Cornelia turned back to look into the room again and make sure he was not there, and she saw Carey’s new panama hat hanging on the hook back by the staircase where he had put it when he came in from afternoon service. She drew a breath of relief, and called, in a lull of the music, “Louie, where is Carey?”
The little girl turned and looked wonderingly at her sister’s anxious face.
“Why, he was here just a minute ago, Nellie; what’s the matter? I think he went out the front door.”

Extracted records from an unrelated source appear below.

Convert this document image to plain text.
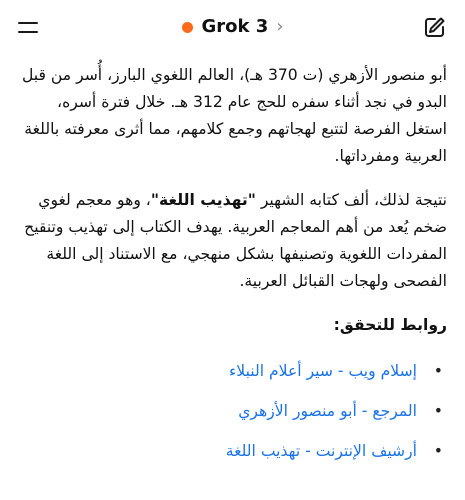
Grok 3 ›

أبو منصور الأزهري (ت 370 هـ)، العالم اللغوي البارز، أُسر من قبل البدو في نجد أثناء سفره للحج عام 312 هـ. خلال فترة أسره، استغل الفرصة لتتبع لهجاتهم وجمع كلامهم، مما أثرى معرفته باللغة العربية ومفرداتها.

نتيجة لذلك، ألف كتابه الشهير "تهذيب اللغة"، وهو معجم لغوي ضخم يُعد من أهم المعاجم العربية. يهدف الكتاب إلى تهذيب وتنقيح المفردات اللغوية وتصنيفها بشكل منهجي، مع الاستناد إلى اللغة الفصحى ولهجات القبائل العربية.

روابط للتحقق:

•
إسلام ويب - سير أعلام النبلاء
•
المرجع - أبو منصور الأزهري
•
أرشيف الإنترنت - تهذيب اللغة
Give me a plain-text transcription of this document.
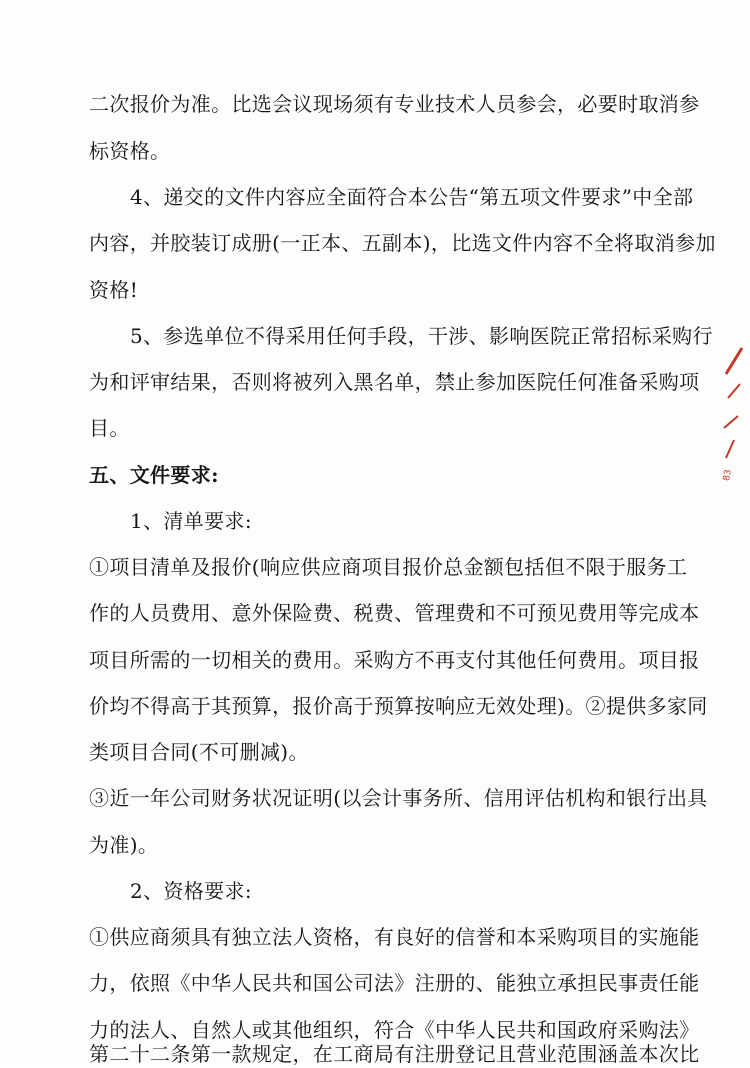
二次报价为准。比选会议现场须有专业技术人员参会，必要时取消参
标资格。
4、递交的文件内容应全面符合本公告“第五项文件要求”中全部
内容，并胶装订成册(一正本、五副本)，比选文件内容不全将取消参加
资格!
5、参选单位不得采用任何手段，干涉、影响医院正常招标采购行
为和评审结果，否则将被列入黑名单，禁止参加医院任何准备采购项
目。
五、文件要求:
1、清单要求:
①项目清单及报价(响应供应商项目报价总金额包括但不限于服务工
作的人员费用、意外保险费、税费、管理费和不可预见费用等完成本
项目所需的一切相关的费用。采购方不再支付其他任何费用。项目报
价均不得高于其预算，报价高于预算按响应无效处理)。②提供多家同
类项目合同(不可删减)。
③近一年公司财务状况证明(以会计事务所、信用评估机构和银行出具
为准)。
2、资格要求:
①供应商须具有独立法人资格，有良好的信誉和本采购项目的实施能
力，依照《中华人民共和国公司法》注册的、能独立承担民事责任能
力的法人、自然人或其他组织，符合《中华人民共和国政府采购法》
第二十二条第一款规定，在工商局有注册登记且营业范围涵盖本次比
83
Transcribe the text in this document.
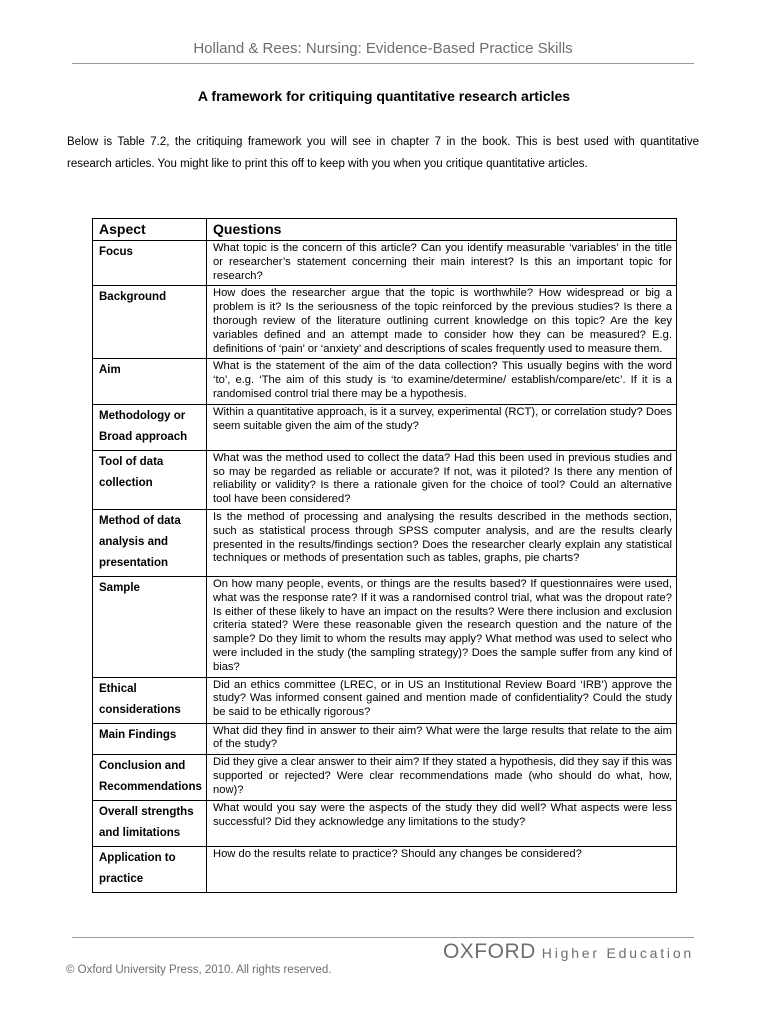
Holland & Rees: Nursing: Evidence-Based Practice Skills
A framework for critiquing quantitative research articles
Below is Table 7.2, the critiquing framework you will see in chapter 7 in the book. This is best used with quantitative research articles. You might like to print this off to keep with you when you critique quantitative articles.
Aspect	Questions
Focus	What topic is the concern of this article? Can you identify measurable ‘variables’ in the title or researcher’s statement concerning their main interest? Is this an important topic for research?
Background	How does the researcher argue that the topic is worthwhile? How widespread or big a problem is it? Is the seriousness of the topic reinforced by the previous studies? Is there a thorough review of the literature outlining current knowledge on this topic? Are the key variables defined and an attempt made to consider how they can be measured? E.g. definitions of ‘pain’ or ‘anxiety’ and descriptions of scales frequently used to measure them.
Aim	What is the statement of the aim of the data collection? This usually begins with the word ‘to’, e.g. ‘The aim of this study is ‘to examine/determine/ establish/compare/etc’. If it is a randomised control trial there may be a hypothesis.
Methodology or Broad approach	Within a quantitative approach, is it a survey, experimental (RCT), or correlation study? Does seem suitable given the aim of the study?
Tool of data collection	What was the method used to collect the data? Had this been used in previous studies and so may be regarded as reliable or accurate? If not, was it piloted? Is there any mention of reliability or validity? Is there a rationale given for the choice of tool? Could an alternative tool have been considered?
Method of data analysis and presentation	Is the method of processing and analysing the results described in the methods section, such as statistical process through SPSS computer analysis, and are the results clearly presented in the results/findings section? Does the researcher clearly explain any statistical techniques or methods of presentation such as tables, graphs, pie charts?
Sample	On how many people, events, or things are the results based? If questionnaires were used, what was the response rate? If it was a randomised control trial, what was the dropout rate? Is either of these likely to have an impact on the results? Were there inclusion and exclusion criteria stated? Were these reasonable given the research question and the nature of the sample? Do they limit to whom the results may apply? What method was used to select who were included in the study (the sampling strategy)? Does the sample suffer from any kind of bias?
Ethical considerations	Did an ethics committee (LREC, or in US an Institutional Review Board ‘IRB’) approve the study? Was informed consent gained and mention made of confidentiality? Could the study be said to be ethically rigorous?
Main Findings	What did they find in answer to their aim? What were the large results that relate to the aim of the study?
Conclusion and Recommendations	Did they give a clear answer to their aim? If they stated a hypothesis, did they say if this was supported or rejected? Were clear recommendations made (who should do what, how, now)?
Overall strengths and limitations	What would you say were the aspects of the study they did well? What aspects were less successful? Did they acknowledge any limitations to the study?
Application to practice	How do the results relate to practice? Should any changes be considered?
OXFORD Higher Education
© Oxford University Press, 2010. All rights reserved.
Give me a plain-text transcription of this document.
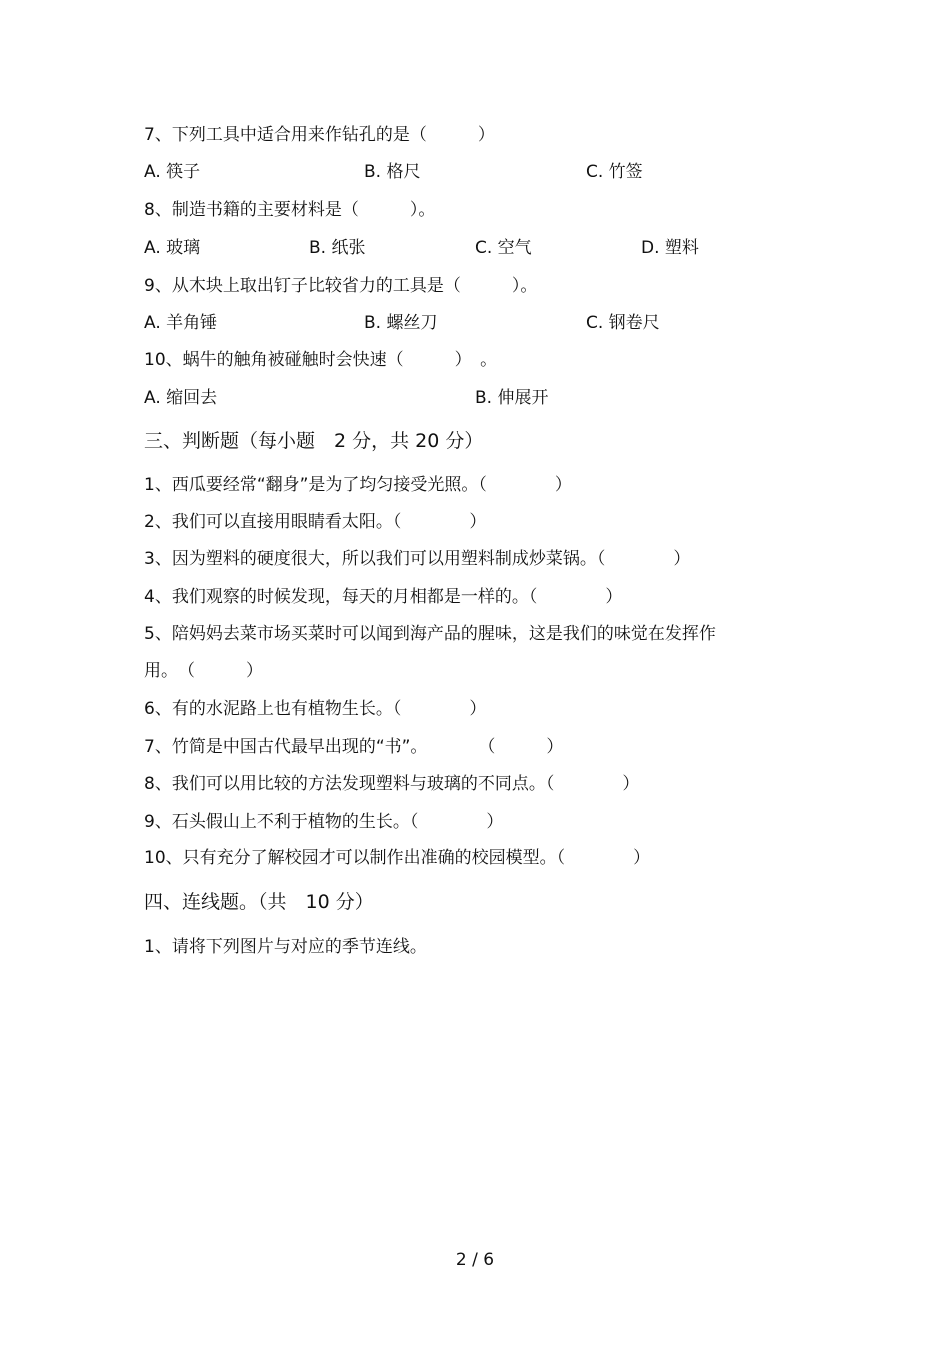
7、下列工具中适合用来作钻孔的是（　　　）
A. 筷子	B. 格尺	C. 竹签
8、制造书籍的主要材料是（　　　）。
A. 玻璃	B. 纸张	C. 空气	D. 塑料
9、从木块上取出钉子比较省力的工具是（　　　）。
A. 羊角锤	B. 螺丝刀	C. 钢卷尺
10、蜗牛的触角被碰触时会快速（　　　）　。
A. 缩回去	B. 伸展开
三、判断题（每小题　2 分，共 20 分）
1、西瓜要经常“翻身”是为了均匀接受光照。（　　　　）
2、我们可以直接用眼睛看太阳。（　　　　）
3、因为塑料的硬度很大，所以我们可以用塑料制成炒菜锅。（　　　　）
4、我们观察的时候发现，每天的月相都是一样的。（　　　　）
5、陪妈妈去菜市场买菜时可以闻到海产品的腥味，这是我们的味觉在发挥作
用。　（　　　）
6、有的水泥路上也有植物生长。（　　　　）
7、竹简是中国古代最早出现的“书”。　　　　（　　　）
8、我们可以用比较的方法发现塑料与玻璃的不同点。（　　　　）
9、石头假山上不利于植物的生长。（　　　　）
10、只有充分了解校园才可以制作出准确的校园模型。（　　　　）
四、连线题。（共　10 分）
1、请将下列图片与对应的季节连线。
2 / 6
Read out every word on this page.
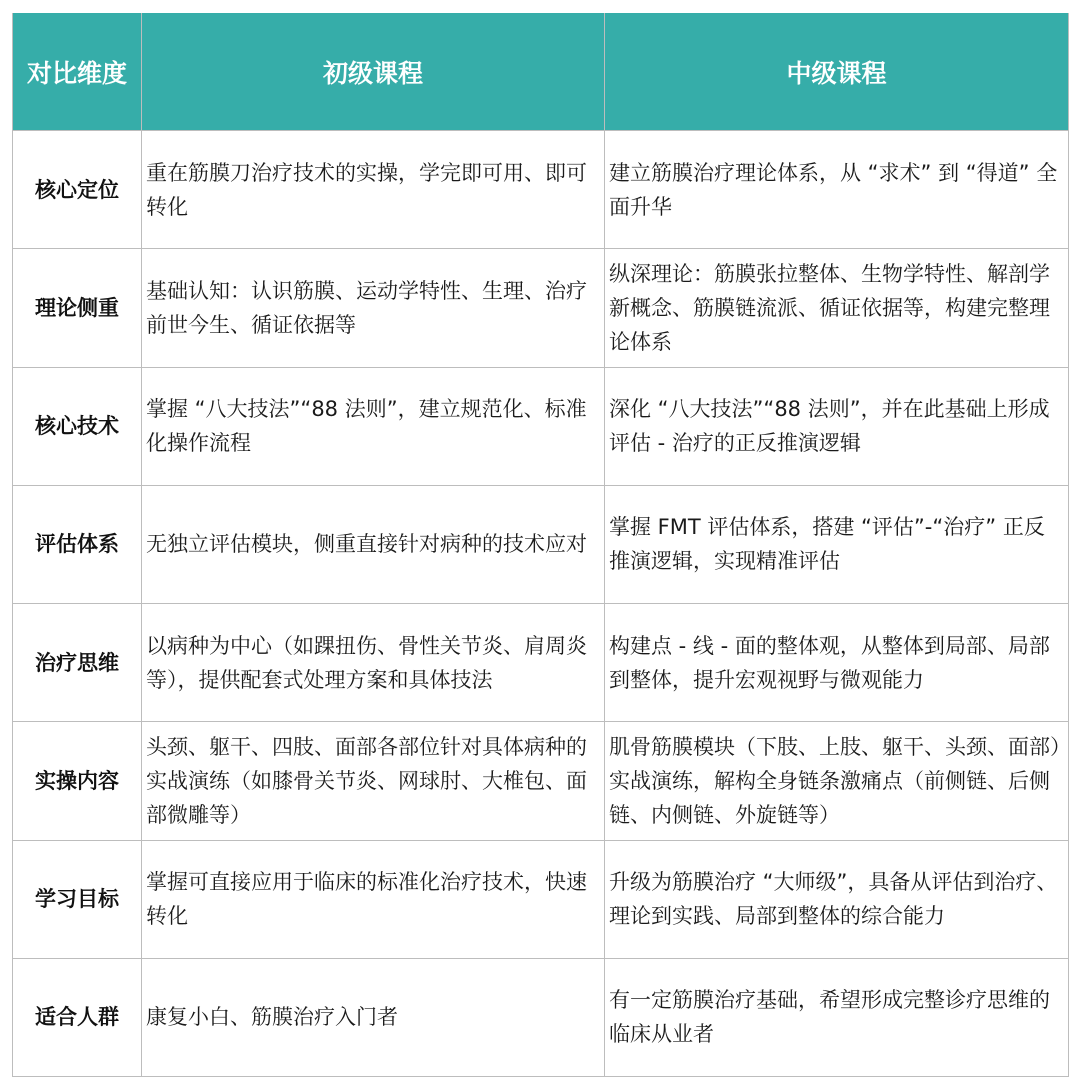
对比维度	初级课程	中级课程
核心定位	重在筋膜刀治疗技术的实操，学完即可用、即可转化	建立筋膜治疗理论体系，从 “求术” 到 “得道” 全面升华

理论侧重	基础认知：认识筋膜、运动学特性、生理、治疗前世今生、循证依据等	纵深理论：筋膜张拉整体、生物学特性、解剖学新概念、筋膜链流派、循证依据等，构建完整理论体系

核心技术	掌握 “八大技法”“88 法则”，建立规范化、标准化操作流程	深化 “八大技法”“88 法则”，并在此基础上形成评估 - 治疗的正反推演逻辑

评估体系	无独立评估模块，侧重直接针对病种的技术应对	掌握 FMT 评估体系，搭建 “评估”-“治疗” 正反推演逻辑，实现精准评估

治疗思维	以病种为中心（如踝扭伤、骨性关节炎、肩周炎等），提供配套式处理方案和具体技法	构建点 - 线 - 面的整体观，从整体到局部、局部到整体，提升宏观视野与微观能力

实操内容	头颈、躯干、四肢、面部各部位针对具体病种的实战演练（如膝骨关节炎、网球肘、大椎包、面部微雕等）	肌骨筋膜模块（下肢、上肢、躯干、头颈、面部）实战演练，解构全身链条激痛点（前侧链、后侧链、内侧链、外旋链等）

学习目标	掌握可直接应用于临床的标准化治疗技术，快速转化	升级为筋膜治疗 “大师级”，具备从评估到治疗、理论到实践、局部到整体的综合能力

适合人群	康复小白、筋膜治疗入门者	有一定筋膜治疗基础，希望形成完整诊疗思维的临床从业者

He was gone! Cornelia knew it, and her heart sank with a horrible sickening thud. She went back to the door, and looked down the street and then up the hill, where the car was a mere black speck in the distance. Her heart was beating so that it seemed the children must hear it. She tried to think, but all that came was a wild jumble of ideas. The meeting that night! Carey had a short solo in the anthem! Suppose he shouldn’t get back! What should she say to Grace? How could his absence possibly be explained? He couldn’t—he wouldn’t do a thing like that, would he? He had gone without his hat; perhaps he expected to return immediately. She was foolish to get so frightened. Carey had been doing so wonderfully all day. He certainly had sense enough not to make a fool of himself now.
But her heart would not be quieted, and she trembled in every fibre. She hurried down the steps and to the sidewalk looking up the hill where the car had just disappeared, and her hand pressed against her heart to steady its fluttering. She did not see Maxwell’s car drive up until it stopped; and, when she looked at him, a new fear seized her. Maxwell must not know that she was afraid about that girl. He had gone to a lot of trouble for Carey, and he would not like it. It might lose Carey the position. She tried to command a smile, but the white face she turned toward him belied it.
“Is anything the matter?” he asked, stopping his car and jumping out beside her. Then he stooped, and picked up something from the pavement at her feet.
“Is this yours? Did you drop it?”
She looked down, took the bit of paper, and her face grew whiter still as she caught the words, “Dear Carey.” It must be the note the boy had brought, and suddenly she knew who that boy had been. It was Clytie Dodd’s brother!
CHAPTER XXVII
For a second everything swam before her eyes, and it seemed as though she could not stand up. Maxwell put out his hand in alarm to steady her.